Bild: Aus dem Wehrpaß 1938, BA-ZNS Aachen RH 360 1e

 

 

Biographie

Buchhändler, Verlagsvertreter, während des Zweiten Weltkriegs zeitweiliger Geschäftsführer der Versanbuchhandlung Arnold, in dieser Position sowie als nachmaliger Mitarbeiter im Deutschen Archiv Verlag zentral in den Korruptionsskandal verwickelt, in den 1943/44 Heeres- und Luftwaffenstellen hineingezogen wurden. Nach dem Krieg zweite Karriere als erfolgreicher Verleger: Gründer des Perlen-Verlags, Marbach am Neckar, dann München, der seit 1963 unter dem Namen Südwest-Verlag in München firmiert, und der mit Graudenz' Buch der Etikette einen der größten Geschäftserfolge der fünfziger und sechziger Jahre verbuchte. Gründer zudem eines eigenen Buch-Clubs, der mit großem geschäftlichem Erfolg Mitte der fünfziger Jahre im Bertelsmann Lesering aufging. Initiator der Matthias Lackas Stiftung, die sich heute in der deutschen Krebsforschung engagiert.

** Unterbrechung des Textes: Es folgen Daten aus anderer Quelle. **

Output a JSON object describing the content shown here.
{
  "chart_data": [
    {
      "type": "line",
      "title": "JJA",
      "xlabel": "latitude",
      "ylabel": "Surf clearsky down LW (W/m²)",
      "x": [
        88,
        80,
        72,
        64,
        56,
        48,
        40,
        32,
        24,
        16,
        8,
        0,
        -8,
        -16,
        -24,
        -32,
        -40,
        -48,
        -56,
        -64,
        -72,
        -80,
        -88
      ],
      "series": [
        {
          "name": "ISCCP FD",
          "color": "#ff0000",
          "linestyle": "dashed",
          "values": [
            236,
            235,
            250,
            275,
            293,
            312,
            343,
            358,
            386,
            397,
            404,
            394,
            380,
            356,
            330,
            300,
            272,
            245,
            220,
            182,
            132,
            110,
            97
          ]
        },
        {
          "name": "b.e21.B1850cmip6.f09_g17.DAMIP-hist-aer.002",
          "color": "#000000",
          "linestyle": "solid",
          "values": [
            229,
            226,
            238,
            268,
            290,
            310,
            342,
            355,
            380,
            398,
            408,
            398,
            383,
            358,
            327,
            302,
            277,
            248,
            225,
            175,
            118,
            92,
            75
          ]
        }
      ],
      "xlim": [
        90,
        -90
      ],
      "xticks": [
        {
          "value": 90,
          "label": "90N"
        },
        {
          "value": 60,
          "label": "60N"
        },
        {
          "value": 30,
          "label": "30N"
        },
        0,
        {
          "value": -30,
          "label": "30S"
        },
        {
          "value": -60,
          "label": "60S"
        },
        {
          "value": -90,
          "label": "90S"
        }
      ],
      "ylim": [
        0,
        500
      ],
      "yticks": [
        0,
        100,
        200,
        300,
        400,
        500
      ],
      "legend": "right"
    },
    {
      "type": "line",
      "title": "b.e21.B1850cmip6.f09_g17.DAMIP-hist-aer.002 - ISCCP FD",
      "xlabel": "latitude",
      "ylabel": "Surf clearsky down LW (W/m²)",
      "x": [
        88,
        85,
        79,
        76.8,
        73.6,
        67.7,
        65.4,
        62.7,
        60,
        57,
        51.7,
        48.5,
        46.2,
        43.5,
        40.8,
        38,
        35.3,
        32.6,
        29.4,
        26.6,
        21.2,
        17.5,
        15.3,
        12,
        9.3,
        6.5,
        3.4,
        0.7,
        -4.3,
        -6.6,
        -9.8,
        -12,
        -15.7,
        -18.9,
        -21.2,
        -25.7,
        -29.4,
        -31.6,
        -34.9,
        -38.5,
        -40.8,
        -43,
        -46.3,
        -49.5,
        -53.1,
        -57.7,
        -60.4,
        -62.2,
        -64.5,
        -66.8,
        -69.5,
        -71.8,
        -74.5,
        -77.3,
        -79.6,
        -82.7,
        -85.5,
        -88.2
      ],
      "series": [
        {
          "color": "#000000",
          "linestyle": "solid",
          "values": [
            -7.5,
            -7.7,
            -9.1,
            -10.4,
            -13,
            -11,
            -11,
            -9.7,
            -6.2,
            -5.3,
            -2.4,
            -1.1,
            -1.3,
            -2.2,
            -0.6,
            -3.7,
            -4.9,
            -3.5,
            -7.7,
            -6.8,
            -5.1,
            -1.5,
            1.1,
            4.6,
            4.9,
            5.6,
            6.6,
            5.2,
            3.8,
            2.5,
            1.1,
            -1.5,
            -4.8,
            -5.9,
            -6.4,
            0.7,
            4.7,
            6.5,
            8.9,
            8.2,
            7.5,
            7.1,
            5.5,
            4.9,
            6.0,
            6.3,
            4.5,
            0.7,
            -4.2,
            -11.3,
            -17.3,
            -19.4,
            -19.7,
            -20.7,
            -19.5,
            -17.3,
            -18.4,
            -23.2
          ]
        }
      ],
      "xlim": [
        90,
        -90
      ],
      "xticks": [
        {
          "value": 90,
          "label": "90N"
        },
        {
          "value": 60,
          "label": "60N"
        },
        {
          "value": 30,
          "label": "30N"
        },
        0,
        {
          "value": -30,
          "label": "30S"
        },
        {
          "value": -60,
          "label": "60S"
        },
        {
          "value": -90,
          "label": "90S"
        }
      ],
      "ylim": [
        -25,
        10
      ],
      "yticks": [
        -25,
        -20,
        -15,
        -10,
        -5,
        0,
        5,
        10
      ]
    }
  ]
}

Geboren am 28.11.1905 in Merzig an der Saar als Sohn von Margarete Lackas, geb. Bauer und Nikolaus Lackas, Volksschullehrer. Religion: Katholisch. Umzug am 1.10.1911 mit den Eltern nach Trier, dort Volksschule und Gymnasium bis zur Quarta. Weiterer Umzug in Trier Nikolausstr. 39. 1917/1918 Dorfschule in Damflos im Hunsrück - nicht zuletzt aus gesundheitlichen Gründen. Lackas ist von schwächlicher Konstitution, seine Eltern erhoffen sich eine physische Stärkung im Reizklima des Hunsrücks (siehe dazu die Aussagen seiner Schwester vom 20.5.1944). Abermaliger Umzug der Familie in Trier, diesmal in die 27.7.1918 Speestr. 10 (Angaben nach Einwohnermeldeamt).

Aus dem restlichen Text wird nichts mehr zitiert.